7 Ways To Start Eating Less Sugar
1. Take Baby Steps
Going cold turkey is great in theory but almost impossible in reality. According to Dr. Jim LaValle, R.Ph., C.C.N., a clinical pharmacist, author and board-certified clinical nutritionist, taking a slower approach could be the key to long-term success. “If you normally take two teaspoons of sugar in your coffee, cut down to one for a week, then one-half the next week,” he said. “Eventually, you’ll get to the point where you won’t need sugar at all.”
2. Watch Out For Hidden Sugar
Just because you aren’t stuffing your face with cookies and candy and syrupy Starbucks drinks doesn’t mean you aren’t consuming sugar. “Cough syrups, chewing gum, tomato sauce, baked beans, soups, salad dressings and lunch meats often contain hidden sugar,” Dr. LaValle says. Some of the biggest culprits, he added, are fresh fruit smoothies, sports drinks and bars. Read those ingredient lists, friends. Unfortunately, the sweet stuff goes by a lot more names than just sugar. Familiarize yourself with this list of common aliases (hint: anything with the word “syrup”) to ensure you're not unknowingly eating more of it.
3. Find Ways To De-stress
This one’s a little unexpected, but per Dr. LaValle, stress can make you crave sugar, since eating sweets can help increase production of serotonin, a calming neurotransmitter. To avoid a stress-induced candy binge, Dr. LaValle suggests taking “stress-balancing supplements that contain ingredients like rhodiola, ashwagandha or B vitamins and GABA, which can help counteract stress hormones and support better serotonin production without having to resort to sweets.” Beyond supplements, here are some more easy ways to de-stress your life. From starting your day by meditating and practicing gratitude to making more of an effort to spend time with friends and getting outside more often.
4. Be Wary Of Low-fat Products
Sneaky sugars strike again. Low-fat products seem like they would be healthy, but oftentimes they’re worse for you than their full-fat alternatives.

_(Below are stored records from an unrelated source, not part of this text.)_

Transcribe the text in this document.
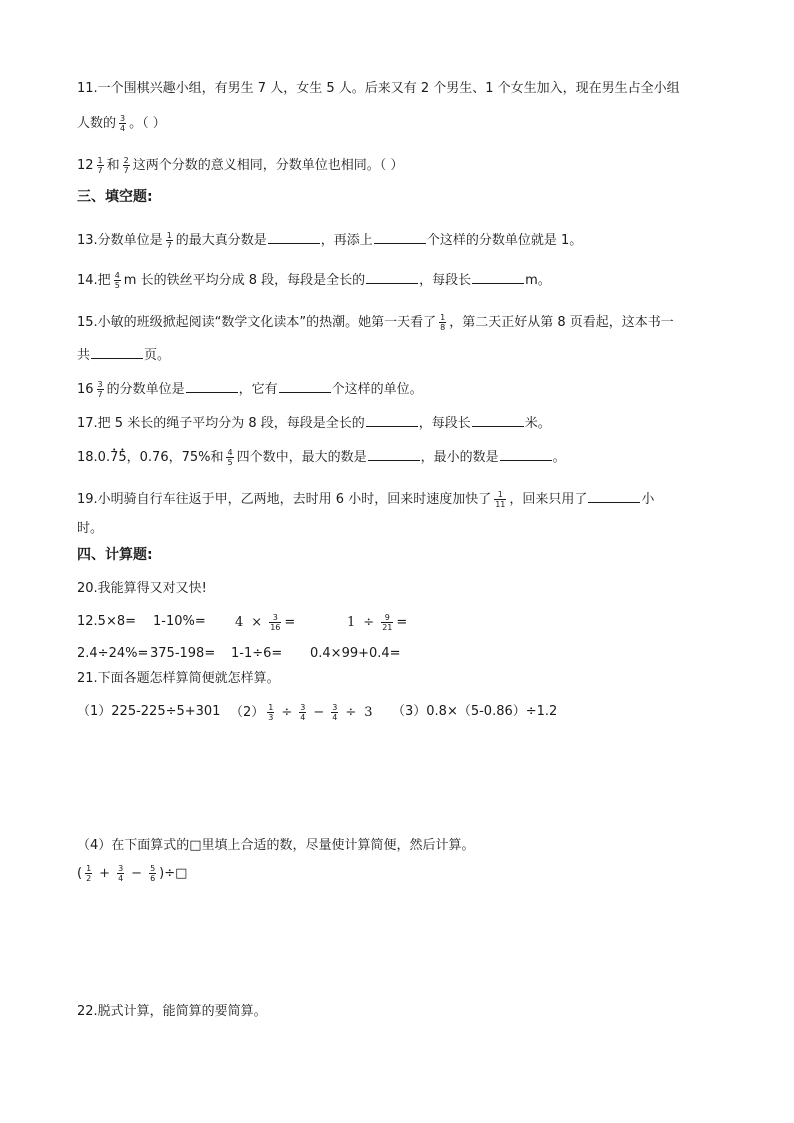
11.一个围棋兴趣小组，有男生 7 人，女生 5 人。后来又有 2 个男生、1 个女生加入，现在男生占全小组
人数的 $\frac{3}{4}$ 。（ ）
$12 \frac{1}{7}$ 和 $\frac{2}{7}$ 这两个分数的意义相同，分数单位也相同。（ ）
三、填空题:
13.分数单位是 $\frac{1}{7}$ 的最大真分数是	，再添上	个这样的分数单位就是 1。
14.把 $\frac{4}{5}$ m 长的铁丝平均分成 8 段，每段是全长的	，每段长	m。
15.小敏的班级掀起阅读“数学文化读本”的热潮。她第一天看了 $\frac{1}{8}$ ，第二天正好从第 8 页看起，这本书一
共	页。
$16 \frac{3}{7}$ 的分数单位是	，它有	个这样的单位。
17.把 5 米长的绳子平均分为 8 段，每段是全长的	，每段长	米。
18.0.7 •5 •，0.76，75%和 $\frac{4}{5}$ 四个数中，最大的数是	，最小的数是	。
19.小明骑自行车往返于甲，乙两地，去时用 6 小时，回来时速度加快了 $\frac{1}{11}$ ，回来只用了	小
时。
四、计算题:
20.我能算得又对又快!
12.5×8= 1-10%=	$4 \times \frac{3}{16}$ =	$1 \div \frac{9}{21}$ =
2.4÷24%= 375-198= 1-1÷6= 0.4×99+0.4=
21.下面各题怎样算简便就怎样算。
（1）225-225÷5+301 $(2) \frac{1}{3} \div \frac{3}{4} - \frac{3}{4} \div 3$	（3）0.8×（5-0.86）÷1.2
（4）在下面算式的□里填上合适的数，尽量使计算简便，然后计算。
( $\frac{1}{2} + \frac{3}{4} - \frac{5}{6}$ )÷□
22.脱式计算，能简算的要简算。
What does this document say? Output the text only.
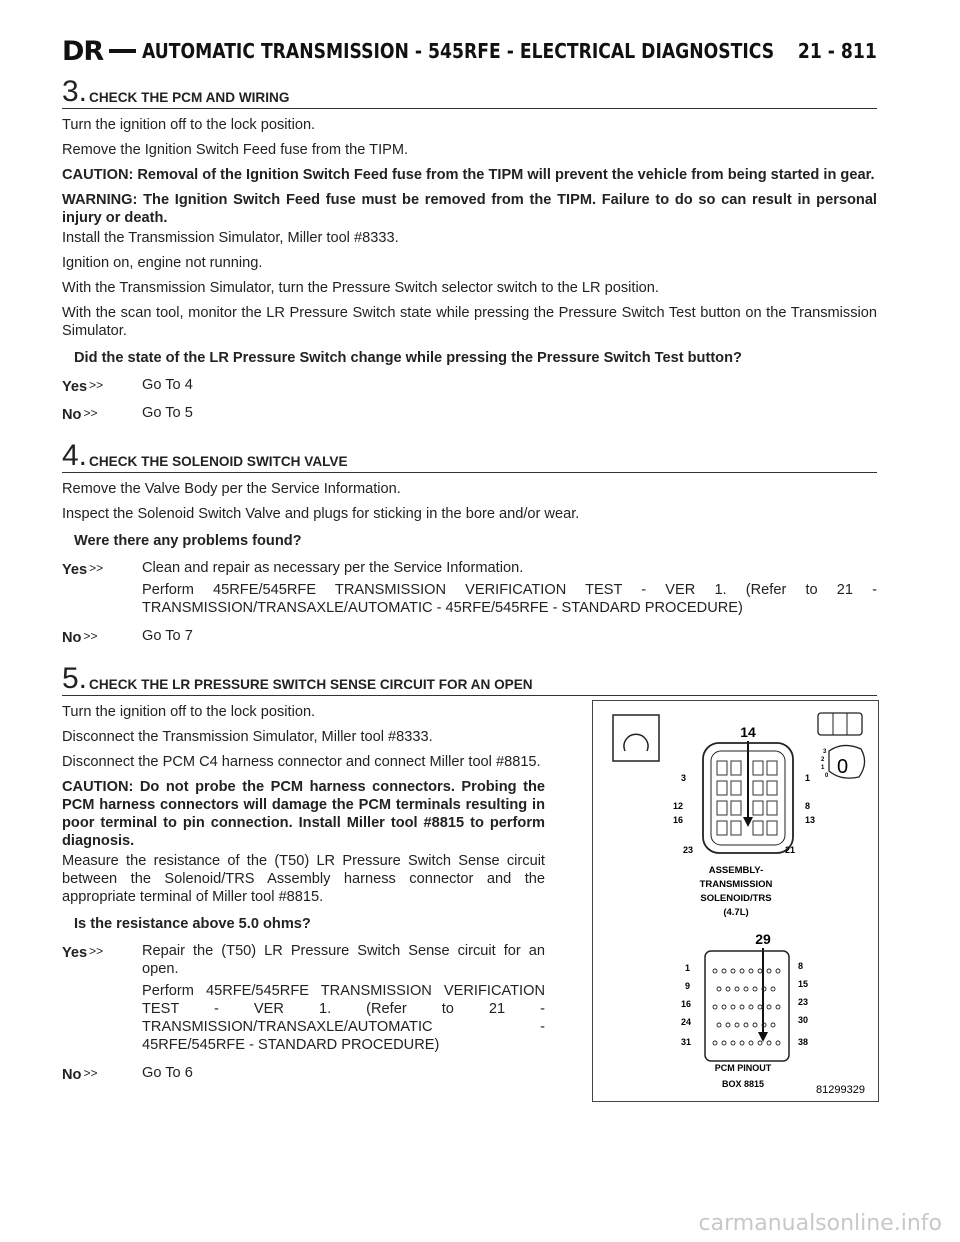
DR AUTOMATIC TRANSMISSION - 545RFE - ELECTRICAL DIAGNOSTICS 21 - 811
3. CHECK THE PCM AND WIRING

Turn the ignition off to the lock position.

Remove the Ignition Switch Feed fuse from the TIPM.

CAUTION: Removal of the Ignition Switch Feed fuse from the TIPM will prevent the vehicle from being started in gear.

WARNING: The Ignition Switch Feed fuse must be removed from the TIPM. Failure to do so can result in personal injury or death.

Install the Transmission Simulator, Miller tool #8333.

Ignition on, engine not running.

With the Transmission Simulator, turn the Pressure Switch selector switch to the LR position.

With the scan tool, monitor the LR Pressure Switch state while pressing the Pressure Switch Test button on the Transmission Simulator.

Did the state of the LR Pressure Switch change while pressing the Pressure Switch Test button?

Yes >>	Go To 4

No >>	Go To 5

4. CHECK THE SOLENOID SWITCH VALVE

Remove the Valve Body per the Service Information.

Inspect the Solenoid Switch Valve and plugs for sticking in the bore and/or wear.

Were there any problems found?

Yes >>	Clean and repair as necessary per the Service Information.

Perform 45RFE/545RFE TRANSMISSION VERIFICATION TEST - VER 1. (Refer to 21 - TRANSMISSION/TRANSAXLE/AUTOMATIC - 45RFE/545RFE - STANDARD PROCEDURE)

No >>	Go To 7

5. CHECK THE LR PRESSURE SWITCH SENSE CIRCUIT FOR AN OPEN

Turn the ignition off to the lock position.

Disconnect the Transmission Simulator, Miller tool #8333.

Disconnect the PCM C4 harness connector and connect Miller tool #8815.

CAUTION: Do not probe the PCM harness connectors. Probing the PCM harness connectors will damage the PCM terminals resulting in poor terminal to pin connection. Install Miller tool #8815 to perform diagnosis.

Measure the resistance of the (T50) LR Pressure Switch Sense circuit between the Solenoid/TRS Assembly harness connector and the appropriate terminal of Miller tool #8815.

Is the resistance above 5.0 ohms?

Yes >>	Repair the (T50) LR Pressure Switch Sense circuit for an open.

Perform 45RFE/545RFE TRANSMISSION VERIFICATION TEST - VER 1. (Refer to 21 - TRANSMISSION/TRANSAXLE/AUTOMATIC - 45RFE/545RFE - STANDARD PROCEDURE)

No >>	Go To 6

14
3
12
16
23
1
8
13
21
3
2
1
0 0
ASSEMBLY-
TRANSMISSION
SOLENOID/TRS
(4.7L)
29
1
9
16
24
31
8
15
23
30
38
PCM PINOUT
BOX 8815	81299329
carmanualsonline.info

That’s because these foods replace fat with sugar for the sake of taste. Instead of falling into this sugar trap, enjoy full-fat foods in moderation. They’ll likely contain less sugar and taste a hell of a lot better. And again, if you’re not sure how much sugar you’re consuming, a quick scan of the ingredient list will raise any red flags.
5. Eat More Naturally Found Healthy Fats
In addition to steering clear of low-fat products, we’ll take it one step further to say that you should actually eat more fat. Healthy fats found in nuts, avocados and whole eggs work to stabilize blood sugar and keep you fuller longer (meaning you’re less likely to reach for a quick sugar fix when your energy dips).
6. Train Yourself To Like Black Coffee
Yes, Mocha Frappuccinos are delicious, but they, like many coffee drinks, are loaded with sugar. It might take a little getting used to, but try to train yourself to drink coffee black—or with a little whole or unsweetened almond milk, if you must. Just stay away from sugar, artificial sweeteners (which come with a host of their own issues) or packaged creamers. It might take some getting used to, but in our experience, you’ll learn to love the pure coffee taste. Worst case scenario, you can pivot from coffee to caffeinated tea if you just can’t get the hang of the taste.
7. Stick To The Perimeter Of The Grocery Store
We’ve already established that a little strategy when grocery shopping pays off (both for your waistline and your wallet). By spending the majority of your time in the store on its perimeters, where most of the whole foods are, you aren’t subjecting yourself to walking down aisles of cookies and chips and other stuff you probably shouldn’t be eating. Out of sight, out of mind. And besides, you’ll feel way more satisfied after snacking on a handful of gorgeous cherries than you would’ve shoveling a bunch of Oreos into your mouth.